Roberto Fortunato: Lá se vai um dos últimos remanescentes da velha guarda do rádio patoense
Por Vicente Conserva - 40 Graus Sexta-Feira, 2 de Julho de 2021
O rádio de Patos amanheceu nesta sexta-feira (02) mais triste e sem a emoção de uma de suas mais belas vozes. A morte repentina do radialista Roberto Fortunato de Amorim, vítima de complicações da Covid-19, deixará sem dúvidas suas lacunas.
Roberto, no auge de seus 67 anos, era um dos poucos remanescentes do rádio de antigamente com voz aveludada, algo raro nos dias hoje, que guardava ainda os traços do velho rádio: voz sempre empostada e em tom seríssimo de passar a notícia. Esse rádio praticamente não existe mais.
No rádio, iniciou sua carreira nos anos 80 na então Rádio Panati de Patos.
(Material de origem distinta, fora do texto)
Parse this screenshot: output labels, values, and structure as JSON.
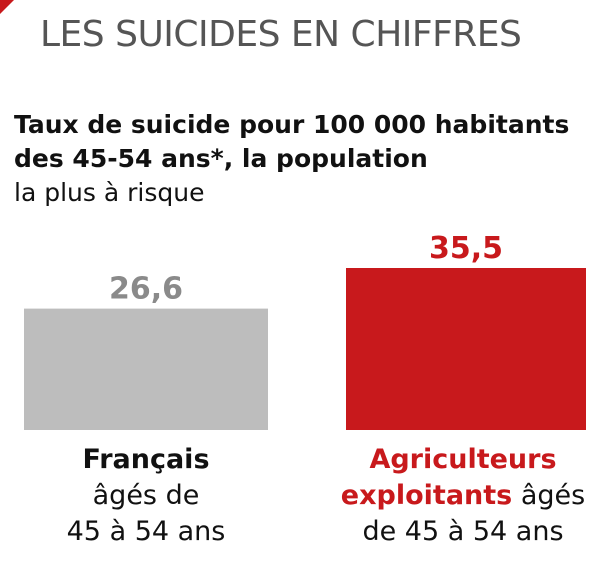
{
  "header": {
    "title": "LES SUICIDES EN CHIFFRES"
  },
  "subtitle": {
    "bold_line1": "Taux de suicide pour 100 000 habitants",
    "bold_line2": "des 45-54 ans*, la population",
    "light_line": "la plus à risque"
  },
  "colors": {
    "accent": "#c8191c",
    "gray_bar": "#bdbdbd",
    "gray_value": "#8a8a8a"
  },
  "chart_data": {
    "type": "bar",
    "categories": [
      "Français âgés de 45 à 54 ans",
      "Agriculteurs exploitants âgés de 45 à 54 ans"
    ],
    "values": [
      26.6,
      35.5
    ],
    "value_labels": [
      "26,6",
      "35,5"
    ],
    "category_label_parts": [
      {
        "strong": "Français",
        "rest_line1": "âgés de",
        "rest_line2": "45 à 54 ans"
      },
      {
        "strong_line1": "Agriculteurs",
        "strong_line2": "exploitants",
        "rest_inline": " âgés",
        "rest_line3": "de 45 à 54 ans"
      }
    ],
    "title": "Taux de suicide pour 100 000 habitants des 45-54 ans*, la population la plus à risque",
    "xlabel": "",
    "ylabel": "",
    "ylim": [
      0,
      35.5
    ]
  }
}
Fortunato era um dos poucos remanescentes da velha guarda do rádio patonense.

Dono de uma voz aveludada e inconfundível, passou por diversas emissoras como Panati AM e FM, Itatiunga AM e FM, além da Rádio Espinharas AM e FM onde teve diversas passagens.
Ao lado padre Albertino, foi um dos fundadores da Rádio Morada do Sol FM.
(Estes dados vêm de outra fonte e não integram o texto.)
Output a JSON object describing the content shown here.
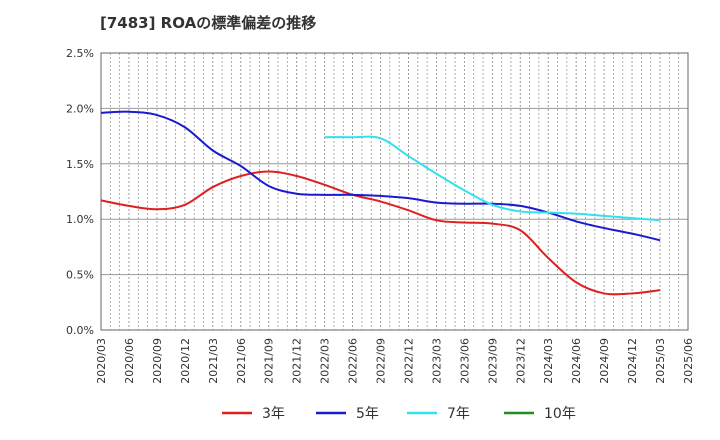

Fortunato era hoje um dos membros da bancada do jornal principal da Espinharas FM e um dos mais antigos profissionais do rádio em atividade na cidade de Patos.
Apresentava atualmente o Jornal Espinharas Notícias, da Rádio Espinharas FM, das 12 às 14h, ao lado dos jornalistas Marcos Oliveira e Higo de Figueiredo.
“Perdi um amigo, e o rádio de Patos, um grande profissional, vai com Deus meu amigo”, disse Marcos Oliveira, coordenador de jornalismo da Rádio Espinharas.

Torcedor fanático do Fluminense, nunca também escondeu uma de suas paixões: estar em roda de amigos, jogando conversa fora e tomando aquela gelada.
Roberto Fortunato por onde passou deixou suas marcas de bom profissional, sempre sério, às vezes sério até demais e de poucas risadas com colegas de trabalho, de humor pouco visível, mas de sorrisos quando achava necessário, sempre a seu modo e no seu tempo.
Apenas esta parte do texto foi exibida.